Pemerintahan Bush memang pantas dikritik keras dan di-impeach. “Kebijakan” perang yang dilakukannya telah menyebabkan ribuan orang sipil meninggal dunia (di Iraq saja lebih dari 100 ribu meninggal belum termasuk yang luka-luka dan cacat belum ditambah Afghanistan) dan kerugian miliaran dollar karena hancurnya properti/material lainnya. Akibat “kebijakan” membabi buta ini, pemerintahan Bush telah menghabiskan miliaran dollar hanya untuk mengurusi perang. Data yang dirilis dari website TrueMajority.Org menyebutkan bahwa pemerintah Bush telah menghabiskan $ 664 billion untuk program global military (bandingkan dengan Russia yang $ 50 billion dan China $ 51 billion). Alokasi budget dalam APBN AS adalah, al, sbb: Pentagon ($ 401 billion), children’s health ($ 41 billion), pendidikan ($ 34 billion), bantuan kemanusiaan luar negeri ($ 10 billion), head start semacam program khusus buat anak-anak AS untuk meningkatkan pendidikan mereka seperti pre-school ($ 7 billion). Demi ambisi mewujudkan cita-cita “war on terrorism”, Bush rela memangkas budget untuk orang miskin, pendidikan, pensiunan, health care, dll.

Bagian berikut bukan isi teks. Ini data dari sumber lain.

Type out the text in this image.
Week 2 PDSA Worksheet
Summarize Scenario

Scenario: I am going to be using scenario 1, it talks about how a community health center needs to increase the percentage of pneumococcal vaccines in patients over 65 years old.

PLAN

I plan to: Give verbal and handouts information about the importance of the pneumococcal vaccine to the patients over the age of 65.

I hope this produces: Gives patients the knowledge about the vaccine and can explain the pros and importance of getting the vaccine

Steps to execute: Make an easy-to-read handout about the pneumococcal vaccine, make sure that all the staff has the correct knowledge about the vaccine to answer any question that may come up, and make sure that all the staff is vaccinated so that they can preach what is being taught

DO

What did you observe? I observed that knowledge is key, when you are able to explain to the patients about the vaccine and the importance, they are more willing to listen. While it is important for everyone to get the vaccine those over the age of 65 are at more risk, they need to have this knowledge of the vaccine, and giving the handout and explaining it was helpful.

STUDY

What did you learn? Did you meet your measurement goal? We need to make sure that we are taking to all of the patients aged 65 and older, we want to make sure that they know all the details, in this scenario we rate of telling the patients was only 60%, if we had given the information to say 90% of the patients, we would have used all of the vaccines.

Lebih dari itu, Bush telah melakukan kebohongan publik yang luar biasa. “War on terrorism” dan WMD (Weapons of Mass Destruction—senjata pemusnah massal) sebetulnya hanyalah baju dan akal-akalan belaka dari Bush, tujuan utamanya adalah hendak menaklukkan negara-negara yang dianggap menjadi “musuh-musuh” AS. Dalam buku laris State of War, penulis James Risen yang juga jurnalis New York Times, menyebutkan dengan gamblang bagaimana bentuk-bentuk kebohongan itu termasuk persekongkolan CIA, Bush dan Blair. Dengan mengutip surat rahasia yang terkenal dengan nama Downing Street Memo, Risen berkesimpulan bahwa Afghanistan dan Iraq bukanlah yang terakhir, masih ada yang diincar Bush, yakni Saudi, Iran, Pakistan dan Korea Utara. “We wanted to go beyond Iraq,” kata Bush kepada Tony Blair dalam sebuah pembicaraan telephone rahasia pada Januari 2003. Jadi Iraq hanyalah “first step” dari sejumlah negara yang diincar Bush.
Alasan-alasan inilah yang mendasari orang seperti Jim Wallis, kaum pacifist dan lembaga atau komunitas pendukung perdamaian dan keadilan global hendak melakukan demo kolosal untuk menentang perang dan meng-impeach Bush—sebuah keputusan yang tepat dan patut didukung banyak pihak.